Mi abuela bajó la mirada hacia la tetera y arregló con pena la esquina de mi servilleta.
—Daniel ha estado muy inquieto —me contestó—. No ha parado de hablar.
Nos quedamos en silencio, contemplando el paso discreto de Sergi junto a las adelfas.
—¿Quieres tomar algo? —le pregunté.
—Un vaso de leche caliente.
—¿Desnatada?
—¡Quita, por Dios, valiente agua sucia! No, leche entera, la de toda la vida.
No tenía que molestarme en pedirla. El sistema retransmitiría la orden a Magdalena en cualquier parte de la casa en que ésta pudiera encontrarse.
—Pues anoche estaba muy tranquilo —comenté, recordando mi breve visita.
—Anoche, sí —asintió, ahuecándose con las manos el pelo aplastado con un gesto de cansancio—, pero, luego, no sé qué le pasó que no hubo forma de hacerle dormir ni con las pastillas esas que le dan. Ha sido terrible.
—¿Se movía? —quise saber, esperanzado.
—No, no se movía —murmuró mi abuela tristemente—. Estaba obsesionado con su entierro. Quería que le amortajáramos y le sepultáramos. Menos mal que, cuando le expliqué que esas cosas ya no se llevan y que ahora se incinera a los muertos, no insistió más. ¿Por qué tendrá esa manía tan rara?
—Es el síndrome de Cotard, abuela.
Ella hizo un rictus extraño con la boca y me miró, rechazando mis palabras con suaves negaciones de cabeza.
—Dime una cosa, Arnauet —vaciló—. Eso que Lola, Marc y tú estáis haciendo, está relacionado con Daniel, ¿verdad?
Un rayo de sol se acercó lentamente hacia mi taza y, de repente, saltó desde allí hasta mis ojos con un destello.
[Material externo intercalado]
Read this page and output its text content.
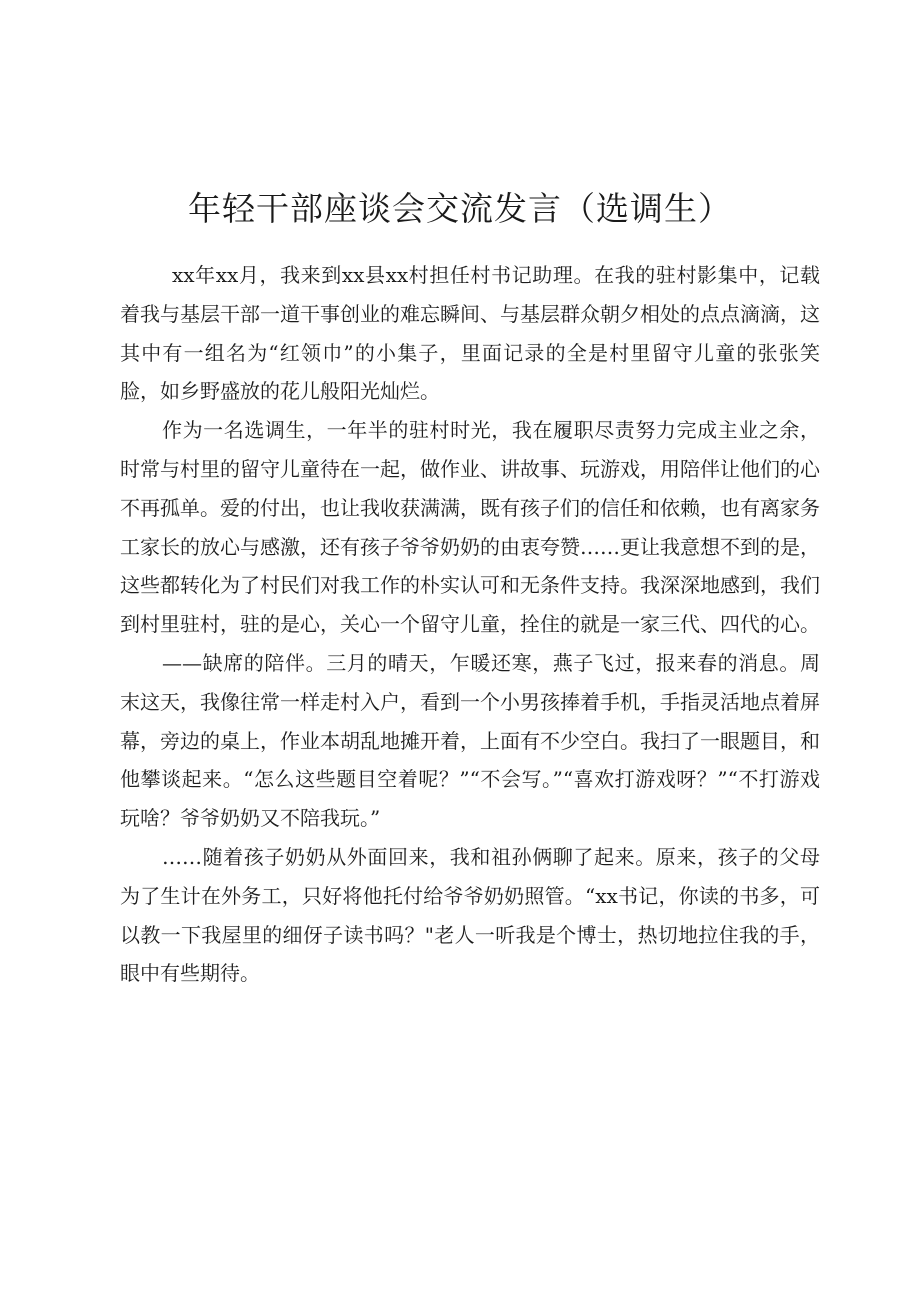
年轻干部座谈会交流发言（选调生）

xx年xx月，我来到xx县xx村担任村书记助理。在我的驻村影集中，记载着我与基层干部一道干事创业的难忘瞬间、与基层群众朝夕相处的点点滴滴，这其中有一组名为“红领巾”的小集子，里面记录的全是村里留守儿童的张张笑脸，如乡野盛放的花儿般阳光灿烂。

作为一名选调生，一年半的驻村时光，我在履职尽责努力完成主业之余，时常与村里的留守儿童待在一起，做作业、讲故事、玩游戏，用陪伴让他们的心不再孤单。爱的付出，也让我收获满满，既有孩子们的信任和依赖，也有离家务工家长的放心与感激，还有孩子爷爷奶奶的由衷夸赞……更让我意想不到的是，这些都转化为了村民们对我工作的朴实认可和无条件支持。我深深地感到，我们到村里驻村，驻的是心，关心一个留守儿童，拴住的就是一家三代、四代的心。

——缺席的陪伴。三月的晴天，乍暖还寒，燕子飞过，报来春的消息。周末这天，我像往常一样走村入户，看到一个小男孩捧着手机，手指灵活地点着屏幕，旁边的桌上，作业本胡乱地摊开着，上面有不少空白。我扫了一眼题目，和他攀谈起来。“怎么这些题目空着呢？”“不会写。”“喜欢打游戏呀？”“不打游戏玩啥？爷爷奶奶又不陪我玩。”

……随着孩子奶奶从外面回来，我和祖孙俩聊了起来。原来，孩子的父母为了生计在外务工，只好将他托付给爷爷奶奶照管。“xx书记，你读的书多，可以教一下我屋里的细伢子读书吗？"老人一听我是个博士，热切地拉住我的手，眼中有些期待。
Estrechando los párpados, asentí. Ella volvió a suspirar.
—¿Serviría de algo que te contase lo que dice tu hermano por las noches o sería una tontería?
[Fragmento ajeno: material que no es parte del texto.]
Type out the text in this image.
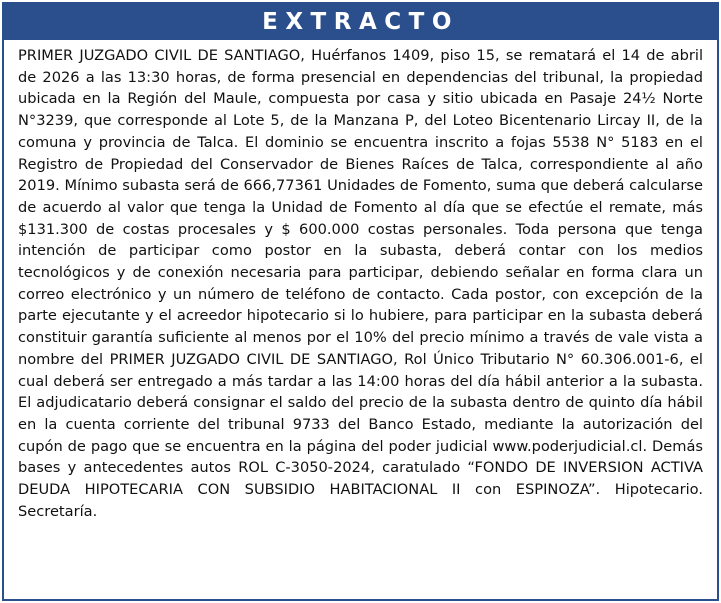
EXTRACTO
PRIMER JUZGADO CIVIL DE SANTIAGO, Huérfanos 1409, piso 15, se rematará el 14 de abril de 2026 a las 13:30 horas, de forma presencial en dependencias del tribunal, la propiedad ubicada en la Región del Maule, compuesta por casa y sitio ubicada en Pasaje 24½ Norte N°3239, que corresponde al Lote 5, de la Manzana P, del Loteo Bicentenario Lircay II, de la comuna y provincia de Talca. El dominio se encuentra inscrito a fojas 5538 N° 5183 en el Registro de Propiedad del Conservador de Bienes Raíces de Talca, correspondiente al año 2019. Mínimo subasta será de 666,77361 Unidades de Fomento, suma que deberá calcularse de acuerdo al valor que tenga la Unidad de Fomento al día que se efectúe el remate, más $131.300 de costas procesales y $ 600.000 costas personales. Toda persona que tenga intención de participar como postor en la subasta, deberá contar con los medios tecnológicos y de conexión necesaria para participar, debiendo señalar en forma clara un correo electrónico y un número de teléfono de contacto. Cada postor, con excepción de la parte ejecutante y el acreedor hipotecario si lo hubiere, para participar en la subasta deberá constituir garantía suficiente al menos por el 10% del precio mínimo a través de vale vista a nombre del PRIMER JUZGADO CIVIL DE SANTIAGO, Rol Único Tributario N° 60.306.001-6, el cual deberá ser entregado a más tardar a las 14:00 horas del día hábil anterior a la subasta. El adjudicatario deberá consignar el saldo del precio de la subasta dentro de quinto día hábil en la cuenta corriente del tribunal 9733 del Banco Estado, mediante la autorización del cupón de pago que se encuentra en la página del poder judicial www.poderjudicial.cl. Demás bases y antecedentes autos ROL C-3050-2024, caratulado “FONDO DE INVERSION ACTIVA DEUDA HIPOTECARIA CON SUBSIDIO HABITACIONAL II con ESPINOZA”. Hipotecario. Secretaría.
¡Qué mujer más lista e intuitiva! Siempre conseguía sorprenderme. Sonreí mientras me retiraba el pelo de la cara.
—Cuéntame, genio. —Y me incliné para darle un beso estruendoso en la frente. Ella manoteó en el aire para apartarme, pero ni siquiera me rozó.
—Te lo contaré con la condición de que me dejes fumar un cigarrillo sin amargarme la vida.
—¡Abuela, por favor! —protesté—. ¡A tu edad ya no deberías hacer estas cosas!
—¡A mi edad, precisamente, es cuando puedo hacerlas!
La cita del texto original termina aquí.